Cela va faire presque une heure que nous sommes dans ce cours, et à part baillée, je n'ai pas fait grand-chose. Pourtant, je m'étais dit que c'était l'occasion pour moi d'apprendre beaucoup de choses. Mais le ton du professeur Binns est juste catastrophique et terriblement lent. Même Hermione, qui se trouve quelques rangés devant moi, a décroché du cours. À partir de là, c'est une preuve qu'il faut faire quelque chose !
Après un énième bâillement, aussi silencieux que possible, je croise mes bras sur ma table, bien décidé à m'en servir comme oreiller. Je n'aurais jamais osé faire ça en cours, durant ma scolarité classique. J'avais bien trop peur des sanctions qui pouvaient tomber derrière. Mais là, c'en est trop pour moi.
Alors que je suis presque endormi pour de bon, je sens qu'on me tapote doucement le bras. Il s'agit obligatoirement de Draco. En effet, Blaise a été apostrophé par Théo, un autre élève de notre maison, lorsque nous sommes rentrés dans la classe. Ils se sont donc mis ensemble, à la même table. Ce qui fait que je me suis retrouvé seule, avec Draco.
Je ne prends même pas la peine de me redresser, préférant simplement tourner mon visage vers lui, pour lui demander ce qu'il veut.
— Que vois-je ? Tu n'es pas absorbé par notre magnifique cours ?
Je me contente de lui passer la langue, pour lui faire comprendre ma façon de penser. Oui, c'est puéril et plus de mon âge, mais je m'en fiche pour le moment. Et, quand je vois que ça a le mérite de le faire rire, je suis plutôt contente de moi.
— Je pourrais t'apprendre notre Histoire avec un grand H, si tu veux. Du moins, les parties que tu ne connaîtrais pas déjà.
Draco, professeur personnel d'Histoire ? Hmm… Ça se laisse tenter.
— Mon père m'a toujours dit, qu'au vu de notre place, je me devais de connaître notre Histoire sur le bout des doigts. Alors, depuis ma plus tendre enfance, je suis bercé par tout ça.
Il me montre, avec un certain dégoût, le livre gigantesque qui nous sert de support pour notre cours.
— Et, malgré ce dédain total dont tu fais preuve pour ça, tu voudrais m'instruire ?
— Là, ça serait différent. Et je pourrais te passer les moments ennuyants.
Il me fait un clin d'oeil et je lui souris.
— Pourquoi pas. De toute façon, ça ne peut pas être pire que le cours du professeur Binns.

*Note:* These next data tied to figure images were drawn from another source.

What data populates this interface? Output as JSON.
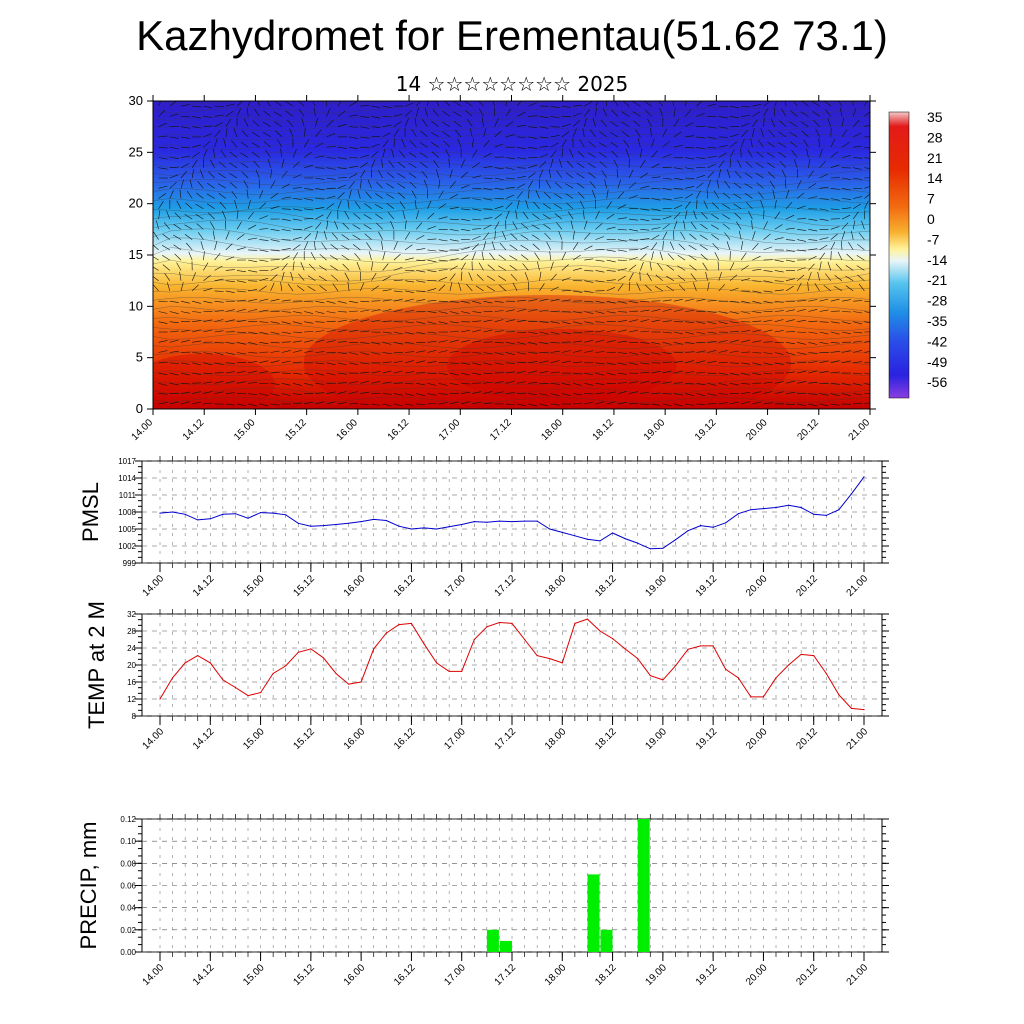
{
  "title": "Kazhydromet for Erementau(51.62 73.1)",
  "subtitle": "14 ☆☆☆☆☆☆☆☆ 2025",
  "x_tick_labels": [
    "14.00",
    "14.12",
    "15.00",
    "15.12",
    "16.00",
    "16.12",
    "17.00",
    "17.12",
    "18.00",
    "18.12",
    "19.00",
    "19.12",
    "20.00",
    "20.12",
    "21.00"
  ],
  "chart_data": [
    {
      "type": "heatmap",
      "name_printed": "",
      "x_ticks": [
        "14.00",
        "14.12",
        "15.00",
        "15.12",
        "16.00",
        "16.12",
        "17.00",
        "17.12",
        "18.00",
        "18.12",
        "19.00",
        "19.12",
        "20.00",
        "20.12",
        "21.00"
      ],
      "ylim": [
        0,
        30
      ],
      "y_ticks": [
        0,
        5,
        10,
        15,
        20,
        25,
        30
      ],
      "colorbar_levels": [
        35,
        28,
        21,
        14,
        7,
        0,
        -7,
        -14,
        -21,
        -28,
        -35,
        -42,
        -49,
        -56
      ],
      "overlay": "wind vectors"
    },
    {
      "type": "line",
      "ylabel": "PMSL",
      "ylim": [
        999,
        1017
      ],
      "y_ticks": [
        999,
        1002,
        1005,
        1008,
        1011,
        1014,
        1017
      ],
      "color": "#0000cc",
      "x": [
        0,
        0.125,
        0.25,
        0.375,
        0.5,
        0.625,
        0.75,
        0.875,
        1,
        1.125,
        1.25,
        1.375,
        1.5,
        1.625,
        1.75,
        1.875,
        2,
        2.125,
        2.25,
        2.375,
        2.5,
        2.625,
        2.75,
        2.875,
        3,
        3.125,
        3.25,
        3.375,
        3.5,
        3.625,
        3.75,
        3.875,
        4,
        4.125,
        4.25,
        4.375,
        4.5,
        4.625,
        4.75,
        4.875,
        5,
        5.125,
        5.25,
        5.375,
        5.5,
        5.625,
        5.75,
        5.875,
        6,
        6.125,
        6.25,
        6.375,
        6.5,
        6.625,
        6.75,
        6.875,
        7
      ],
      "values": [
        1007.8,
        1008.0,
        1007.6,
        1006.6,
        1006.8,
        1007.6,
        1007.7,
        1006.9,
        1007.9,
        1007.8,
        1007.5,
        1006.0,
        1005.5,
        1005.6,
        1005.8,
        1006.0,
        1006.3,
        1006.7,
        1006.5,
        1005.5,
        1005.0,
        1005.2,
        1005.0,
        1005.4,
        1005.8,
        1006.3,
        1006.2,
        1006.4,
        1006.3,
        1006.4,
        1006.4,
        1005.0,
        1004.4,
        1003.8,
        1003.2,
        1002.9,
        1004.3,
        1003.3,
        1002.5,
        1001.5,
        1001.6,
        1003.1,
        1004.7,
        1005.6,
        1005.3,
        1006.1,
        1007.7,
        1008.4,
        1008.6,
        1008.8,
        1009.2,
        1008.8,
        1007.6,
        1007.4,
        1008.4,
        1011.2,
        1014.2
      ]
    },
    {
      "type": "line",
      "ylabel": "TEMP at 2 M",
      "ylim": [
        8,
        32
      ],
      "y_ticks": [
        8,
        12,
        16,
        20,
        24,
        28,
        32
      ],
      "color": "#dd0000",
      "x": [
        0,
        0.125,
        0.25,
        0.375,
        0.5,
        0.625,
        0.75,
        0.875,
        1,
        1.125,
        1.25,
        1.375,
        1.5,
        1.625,
        1.75,
        1.875,
        2,
        2.125,
        2.25,
        2.375,
        2.5,
        2.625,
        2.75,
        2.875,
        3,
        3.125,
        3.25,
        3.375,
        3.5,
        3.625,
        3.75,
        3.875,
        4,
        4.125,
        4.25,
        4.375,
        4.5,
        4.625,
        4.75,
        4.875,
        5,
        5.125,
        5.25,
        5.375,
        5.5,
        5.625,
        5.75,
        5.875,
        6,
        6.125,
        6.25,
        6.375,
        6.5,
        6.625,
        6.75,
        6.875,
        7
      ],
      "values": [
        12,
        17,
        20.5,
        22.2,
        20.5,
        16.5,
        14.7,
        12.8,
        13.5,
        18,
        19.8,
        23,
        23.8,
        21.7,
        18,
        15.5,
        16,
        23.8,
        27.5,
        29.5,
        29.8,
        25,
        20.5,
        18.5,
        18.5,
        26,
        29,
        30,
        29.8,
        26,
        22.2,
        21.5,
        20.5,
        29.8,
        30.8,
        28,
        26.2,
        23.8,
        21.5,
        17.5,
        16.5,
        19.8,
        23.7,
        24.5,
        24.5,
        19,
        17,
        12.5,
        12.5,
        17,
        20,
        22.5,
        22.2,
        18,
        13,
        9.8,
        9.5
      ]
    },
    {
      "type": "bar",
      "ylabel": "PRECIP, mm",
      "ylim": [
        0,
        0.12
      ],
      "y_ticks": [
        "0.00",
        "0.02",
        "0.04",
        "0.06",
        "0.08",
        "0.10",
        "0.12"
      ],
      "color": "#00ee00",
      "bars": [
        {
          "x": 3.31,
          "value": 0.02
        },
        {
          "x": 3.44,
          "value": 0.01
        },
        {
          "x": 4.31,
          "value": 0.07
        },
        {
          "x": 4.44,
          "value": 0.02
        },
        {
          "x": 4.81,
          "value": 0.12
        }
      ]
    }
  ]
}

Sans attendre, il ouvre son manuel et cherche une page bien précise. Une fois qu'il l'a trouvé, il me montre les différents portraits et m'explique la vie de chaque personne.
Quand le cours du professeur Binns touche à sa fin, nous n'avons étudié que deux doubles pages, mais c'était passionnant.

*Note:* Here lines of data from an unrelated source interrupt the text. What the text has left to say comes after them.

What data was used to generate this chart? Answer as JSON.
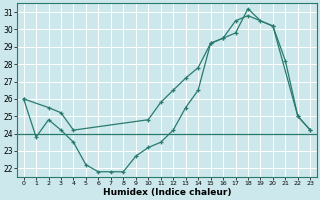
{
  "xlabel": "Humidex (Indice chaleur)",
  "bg_color": "#cce8ec",
  "grid_color": "#ffffff",
  "line_color": "#2a7a6e",
  "hline_y": 24,
  "xlim": [
    -0.5,
    23.5
  ],
  "ylim": [
    21.5,
    31.5
  ],
  "yticks": [
    22,
    23,
    24,
    25,
    26,
    27,
    28,
    29,
    30,
    31
  ],
  "xticks": [
    0,
    1,
    2,
    3,
    4,
    5,
    6,
    7,
    8,
    9,
    10,
    11,
    12,
    13,
    14,
    15,
    16,
    17,
    18,
    19,
    20,
    21,
    22,
    23
  ],
  "series1_x": [
    0,
    1,
    2,
    3,
    4,
    5,
    6,
    7,
    8,
    9,
    10,
    11,
    12,
    13,
    14,
    15,
    16,
    17,
    18,
    19,
    20,
    21,
    22,
    23
  ],
  "series1_y": [
    26.0,
    23.8,
    24.8,
    24.2,
    23.5,
    22.2,
    21.8,
    21.8,
    21.8,
    22.7,
    23.2,
    23.5,
    24.2,
    25.5,
    26.5,
    29.2,
    29.5,
    29.8,
    31.2,
    30.5,
    30.2,
    28.2,
    25.0,
    24.2
  ],
  "series2_x": [
    0,
    2,
    3,
    4,
    10,
    11,
    12,
    13,
    14,
    15,
    16,
    17,
    18,
    20,
    22,
    23
  ],
  "series2_y": [
    26.0,
    25.5,
    25.2,
    24.2,
    24.8,
    25.8,
    26.5,
    27.2,
    27.8,
    29.2,
    29.5,
    30.5,
    30.8,
    30.2,
    25.0,
    24.2
  ]
}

— C'était vraiment intéressant. Tu devrais faire cours à la place du professeur Binns, tu sais.
— Je doute que tous les élèves soient d'accord avec ton idée.
Oui, c'est vrai que ça ne serait sûrement pas le prof le plus apprécié, au vu de son passif. Mais, Severus Rogue ne l'est pas non plus, et ça n'enlève rien à sa qualité de professeur.

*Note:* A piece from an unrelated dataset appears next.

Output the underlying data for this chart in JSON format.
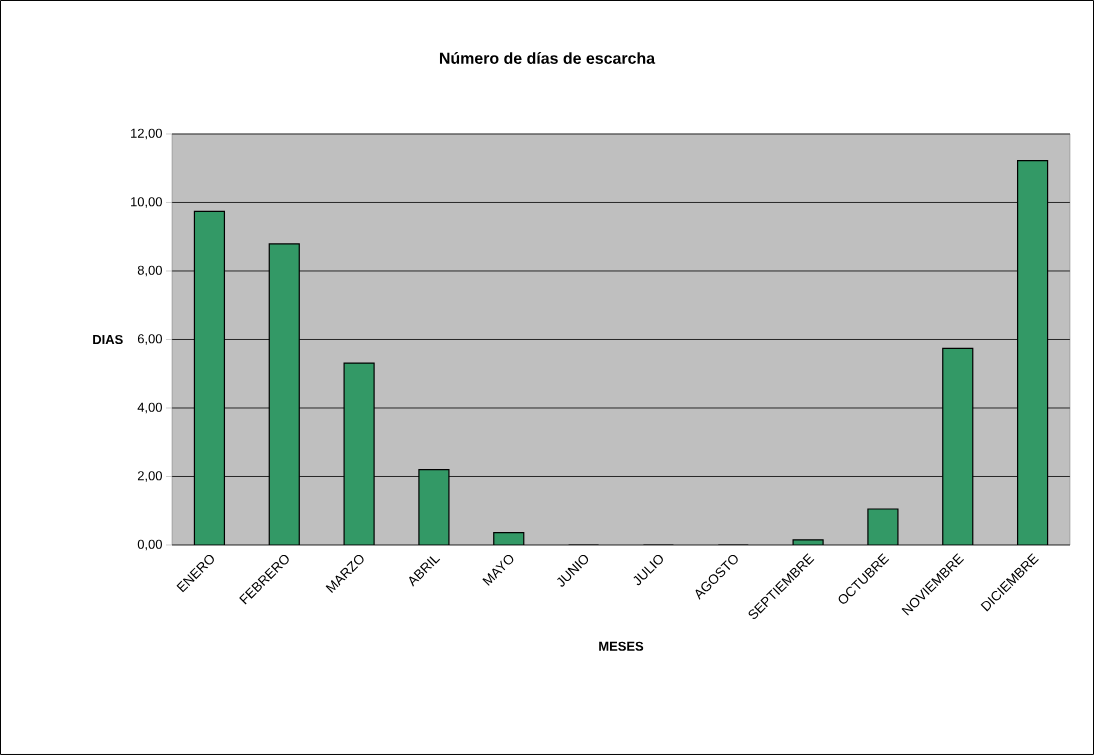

Le repas du midi passe assez vite, Blaise passe son temps à parler avec Théo, qui nous a rejoints sur notre coin de table. Ce n'est pas un garçon qui parle beaucoup, au contraire, il semblait plutôt focalisé sur son livre. Je ne suis même pas sûre qu'il ait écouté un traitre mot de ce que lui a dit Blaise.
Durant l'après-midi, nous avons cours de Sortilège. Pour le coup, je sais déjà que ça va être ennuyant. En effet, n'ayant pas de baguette, je ne peux rien faire durant ce cours. Juste, observer les autres réciter diverses formules. Draco m'a bien proposé d'essayer d'en jeter une avec la sienne, mais j'ai préféré refuser. Je sais bien qu'il est possible d'utiliser une baguette autre que la sienne, la saga me l'a prouvé. Mais, avant tout, ça m'a surtout montré que ça n'aidait pas la personne qui l'utilisait. La baguette n'étant pas "la nôtre", cela aura moins d'effet.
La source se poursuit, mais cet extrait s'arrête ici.